J’oubliais: on a une affiche en salle d’attente qui explique brièvement qu’il est préférable de ne pas avoir les parents en salle de soins. Ca aide.

271192ndg

Bonjour
Je pratique en campagne dans un département où il n’y a pas de pédodontiste. Je soigne pas mal d’enfants,même si je préfère nettement soigner les adultes. Dans mon cabinet 1er rdv avec le parent, diagnostic, explication surtout à l’enfant a qui je montre les instruments avec le contact de la sonde sur l’ongle,de la fraise CA sur la pulpe du doigt puis la turbine sur l’ongle et l’aspiration sur la main et le composite flow ( souvent vécu avec crainte ça ressemble à une seringue) je leur fait un smiley sur l’ongle et j’emploie aussi la baguette magique ou le sabre laser. A ce moment là il faut gagner leur confiance et celle des parents surtout s’ils sont anxieux. Je ne parle pas d’anesthésie à ce moment-là.

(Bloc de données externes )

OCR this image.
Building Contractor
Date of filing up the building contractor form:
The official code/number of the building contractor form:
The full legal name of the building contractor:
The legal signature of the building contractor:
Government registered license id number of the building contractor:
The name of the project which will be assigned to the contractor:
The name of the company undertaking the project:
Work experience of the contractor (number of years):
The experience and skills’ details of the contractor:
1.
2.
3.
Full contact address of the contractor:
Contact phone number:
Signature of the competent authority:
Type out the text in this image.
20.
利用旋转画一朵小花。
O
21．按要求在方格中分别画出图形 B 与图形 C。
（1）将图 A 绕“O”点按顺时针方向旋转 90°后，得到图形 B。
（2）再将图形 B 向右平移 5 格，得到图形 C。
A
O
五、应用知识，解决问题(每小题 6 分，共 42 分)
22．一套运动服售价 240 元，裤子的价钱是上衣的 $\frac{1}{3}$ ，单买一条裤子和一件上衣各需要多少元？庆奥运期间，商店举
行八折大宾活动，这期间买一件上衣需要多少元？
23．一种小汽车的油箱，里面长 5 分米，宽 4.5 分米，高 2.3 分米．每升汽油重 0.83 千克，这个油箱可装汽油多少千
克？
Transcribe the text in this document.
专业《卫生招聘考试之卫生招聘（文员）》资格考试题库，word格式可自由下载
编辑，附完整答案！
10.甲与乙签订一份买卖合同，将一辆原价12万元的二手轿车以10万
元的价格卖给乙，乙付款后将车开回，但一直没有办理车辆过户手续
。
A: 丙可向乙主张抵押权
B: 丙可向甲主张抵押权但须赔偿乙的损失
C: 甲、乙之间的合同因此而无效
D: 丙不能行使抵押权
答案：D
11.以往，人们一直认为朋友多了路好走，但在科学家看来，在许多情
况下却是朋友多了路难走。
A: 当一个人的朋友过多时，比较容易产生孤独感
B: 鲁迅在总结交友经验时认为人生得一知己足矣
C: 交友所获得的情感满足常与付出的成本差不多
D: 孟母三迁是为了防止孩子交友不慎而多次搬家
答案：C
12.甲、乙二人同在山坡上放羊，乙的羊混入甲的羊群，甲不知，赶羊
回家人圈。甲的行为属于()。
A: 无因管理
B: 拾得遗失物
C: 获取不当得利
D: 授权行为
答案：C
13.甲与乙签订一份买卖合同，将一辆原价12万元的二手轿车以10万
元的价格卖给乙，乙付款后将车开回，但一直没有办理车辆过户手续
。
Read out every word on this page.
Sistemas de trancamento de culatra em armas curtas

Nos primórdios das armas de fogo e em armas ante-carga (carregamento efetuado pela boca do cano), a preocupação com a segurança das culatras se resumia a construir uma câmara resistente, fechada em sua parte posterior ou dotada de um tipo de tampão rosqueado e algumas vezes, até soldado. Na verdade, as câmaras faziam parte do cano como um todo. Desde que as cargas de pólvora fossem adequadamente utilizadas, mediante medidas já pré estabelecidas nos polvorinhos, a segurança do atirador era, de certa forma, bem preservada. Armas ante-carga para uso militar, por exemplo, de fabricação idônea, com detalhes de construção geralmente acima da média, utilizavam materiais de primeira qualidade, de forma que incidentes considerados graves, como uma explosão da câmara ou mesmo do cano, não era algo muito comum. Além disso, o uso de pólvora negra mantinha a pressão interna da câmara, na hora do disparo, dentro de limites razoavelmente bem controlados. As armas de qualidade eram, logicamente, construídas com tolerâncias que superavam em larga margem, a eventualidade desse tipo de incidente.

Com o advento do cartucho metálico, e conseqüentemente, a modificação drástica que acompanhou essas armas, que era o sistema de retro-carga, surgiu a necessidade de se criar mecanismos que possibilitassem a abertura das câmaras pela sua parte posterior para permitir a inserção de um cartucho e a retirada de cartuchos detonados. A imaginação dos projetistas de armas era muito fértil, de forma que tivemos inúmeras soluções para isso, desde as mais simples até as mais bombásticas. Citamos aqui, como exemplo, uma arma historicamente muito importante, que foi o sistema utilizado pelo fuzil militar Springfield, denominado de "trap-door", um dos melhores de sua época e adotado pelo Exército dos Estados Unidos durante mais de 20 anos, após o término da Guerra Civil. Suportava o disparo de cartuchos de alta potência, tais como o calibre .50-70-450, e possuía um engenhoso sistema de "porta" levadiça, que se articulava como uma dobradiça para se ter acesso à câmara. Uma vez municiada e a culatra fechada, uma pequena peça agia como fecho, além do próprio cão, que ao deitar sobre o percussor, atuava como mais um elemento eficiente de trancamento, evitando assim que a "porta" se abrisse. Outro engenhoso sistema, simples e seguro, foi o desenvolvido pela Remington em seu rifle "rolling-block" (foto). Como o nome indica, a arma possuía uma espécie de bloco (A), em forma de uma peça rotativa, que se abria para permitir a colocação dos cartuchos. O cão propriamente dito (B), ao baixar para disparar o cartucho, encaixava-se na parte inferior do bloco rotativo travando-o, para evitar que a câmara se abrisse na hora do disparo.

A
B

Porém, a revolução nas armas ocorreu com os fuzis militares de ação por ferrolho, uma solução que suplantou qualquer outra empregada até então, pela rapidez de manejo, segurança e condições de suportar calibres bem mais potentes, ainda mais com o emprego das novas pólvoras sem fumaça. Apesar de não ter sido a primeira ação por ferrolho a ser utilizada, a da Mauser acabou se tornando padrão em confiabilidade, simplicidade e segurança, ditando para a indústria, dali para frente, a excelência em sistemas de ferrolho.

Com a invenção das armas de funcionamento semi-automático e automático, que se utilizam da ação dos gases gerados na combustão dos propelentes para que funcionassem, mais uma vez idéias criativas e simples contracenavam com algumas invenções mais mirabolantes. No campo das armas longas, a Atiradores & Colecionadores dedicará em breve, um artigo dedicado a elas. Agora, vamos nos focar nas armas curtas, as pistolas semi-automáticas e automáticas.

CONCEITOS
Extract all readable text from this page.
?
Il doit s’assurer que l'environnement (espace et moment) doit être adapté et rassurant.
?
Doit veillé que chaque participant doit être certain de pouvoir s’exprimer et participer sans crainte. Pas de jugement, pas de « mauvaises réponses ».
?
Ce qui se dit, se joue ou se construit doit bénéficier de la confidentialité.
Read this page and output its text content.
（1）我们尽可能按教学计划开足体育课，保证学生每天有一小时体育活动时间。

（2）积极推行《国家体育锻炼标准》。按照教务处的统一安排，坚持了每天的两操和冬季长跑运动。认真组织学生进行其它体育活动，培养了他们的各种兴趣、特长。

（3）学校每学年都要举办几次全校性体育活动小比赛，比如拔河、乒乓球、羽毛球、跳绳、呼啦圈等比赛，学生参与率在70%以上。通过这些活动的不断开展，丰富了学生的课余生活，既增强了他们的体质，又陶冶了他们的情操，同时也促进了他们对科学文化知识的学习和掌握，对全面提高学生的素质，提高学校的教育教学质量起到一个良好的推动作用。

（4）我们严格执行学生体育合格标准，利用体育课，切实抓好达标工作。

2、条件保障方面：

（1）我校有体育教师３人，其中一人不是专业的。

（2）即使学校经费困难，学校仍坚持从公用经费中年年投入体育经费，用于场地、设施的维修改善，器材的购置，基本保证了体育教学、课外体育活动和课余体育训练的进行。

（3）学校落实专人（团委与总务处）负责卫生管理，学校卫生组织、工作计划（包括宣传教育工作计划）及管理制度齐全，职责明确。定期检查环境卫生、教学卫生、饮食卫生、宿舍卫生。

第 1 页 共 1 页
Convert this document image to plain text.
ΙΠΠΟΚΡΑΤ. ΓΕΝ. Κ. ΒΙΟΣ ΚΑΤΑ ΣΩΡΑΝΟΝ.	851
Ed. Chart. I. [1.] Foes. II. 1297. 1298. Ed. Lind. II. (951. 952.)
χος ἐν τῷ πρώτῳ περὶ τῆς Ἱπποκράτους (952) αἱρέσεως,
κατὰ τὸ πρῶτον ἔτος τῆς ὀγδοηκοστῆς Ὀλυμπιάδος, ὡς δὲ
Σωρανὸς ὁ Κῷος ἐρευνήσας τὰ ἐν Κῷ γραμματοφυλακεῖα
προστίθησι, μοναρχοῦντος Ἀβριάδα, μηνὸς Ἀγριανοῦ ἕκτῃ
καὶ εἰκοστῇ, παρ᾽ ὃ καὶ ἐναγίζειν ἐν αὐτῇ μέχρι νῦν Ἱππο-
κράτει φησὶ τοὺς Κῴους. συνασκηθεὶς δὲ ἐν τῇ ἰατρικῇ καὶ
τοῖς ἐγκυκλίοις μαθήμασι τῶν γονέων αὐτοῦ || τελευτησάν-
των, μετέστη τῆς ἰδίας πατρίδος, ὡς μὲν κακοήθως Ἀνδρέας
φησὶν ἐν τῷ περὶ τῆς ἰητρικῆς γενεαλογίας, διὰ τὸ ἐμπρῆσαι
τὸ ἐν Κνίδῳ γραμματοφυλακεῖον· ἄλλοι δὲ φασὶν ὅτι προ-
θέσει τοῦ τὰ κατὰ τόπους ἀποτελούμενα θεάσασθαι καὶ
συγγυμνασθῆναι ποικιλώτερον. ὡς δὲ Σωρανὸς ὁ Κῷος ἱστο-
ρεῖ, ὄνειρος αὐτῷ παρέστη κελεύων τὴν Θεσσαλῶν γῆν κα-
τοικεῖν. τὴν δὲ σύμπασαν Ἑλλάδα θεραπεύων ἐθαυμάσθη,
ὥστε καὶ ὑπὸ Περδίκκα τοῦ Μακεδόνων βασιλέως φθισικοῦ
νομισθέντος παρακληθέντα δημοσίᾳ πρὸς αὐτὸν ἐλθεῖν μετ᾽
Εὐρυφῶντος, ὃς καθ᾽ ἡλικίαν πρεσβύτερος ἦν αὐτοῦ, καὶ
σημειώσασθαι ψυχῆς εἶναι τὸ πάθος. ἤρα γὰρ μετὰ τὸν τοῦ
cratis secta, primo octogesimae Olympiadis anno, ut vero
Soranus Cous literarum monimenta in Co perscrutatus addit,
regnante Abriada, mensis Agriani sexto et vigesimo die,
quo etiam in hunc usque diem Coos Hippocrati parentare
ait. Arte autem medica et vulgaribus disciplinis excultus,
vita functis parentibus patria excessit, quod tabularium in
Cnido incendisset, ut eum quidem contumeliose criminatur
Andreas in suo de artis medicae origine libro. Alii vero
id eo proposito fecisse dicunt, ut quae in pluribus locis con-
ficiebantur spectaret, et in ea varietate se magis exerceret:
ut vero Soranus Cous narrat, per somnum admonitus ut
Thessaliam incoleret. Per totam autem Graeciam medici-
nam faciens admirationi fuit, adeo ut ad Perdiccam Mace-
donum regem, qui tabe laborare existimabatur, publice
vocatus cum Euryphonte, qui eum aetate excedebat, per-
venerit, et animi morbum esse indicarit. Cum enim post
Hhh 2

Lors du rdv de soins, le matin, à la première heure, pas de retard moins de stress et là sans les parents ce que j’ai expliqué avant, sur le temps scolaire la plupart du temps… C’est mieux pour tout le monde les enfants sont en forme et moi aussi.Quand je dois faire mon anesthésie je montre le quicksleeper sans l’aiguille et je parle de stylo magique et qu’il faut compter les bips ce qui détourne l’attention et je leur explique qu’il ne faut surtout pas bouger. Il faut savoir piquer sans faire mal aussi. S’il faut mon assistante leur prend la main ou bien appuie sur leur épaule au moment où je pique ! Il sente la pression sur l’épaule et moins le reste. Il y a une explication scientifique sur le phénomène que je n’ai pas retenu . En espérant que mon expérience vous aide,

Javotte NANCY

Merci de tous ces commentaires fort intéressants. Il est possible de faire au cas par cas bien entendu mais quelques grands principes peuvent encadrer la liberté d’agir. A Bordeaux dans le service d’odontologie pédiatrique, avant 3 ans, les parents sont toujours présents. Entre 3 et 6 ans, les parents sont plutôt présents mais sont invités à rester silencieux. Après le CP, les parents restent dans la salle d’attente et s’ils sont présents dans le cabinet, ils n’interviennent pas. Le climat de soins guide l’absence ou la présence me semble-t-il.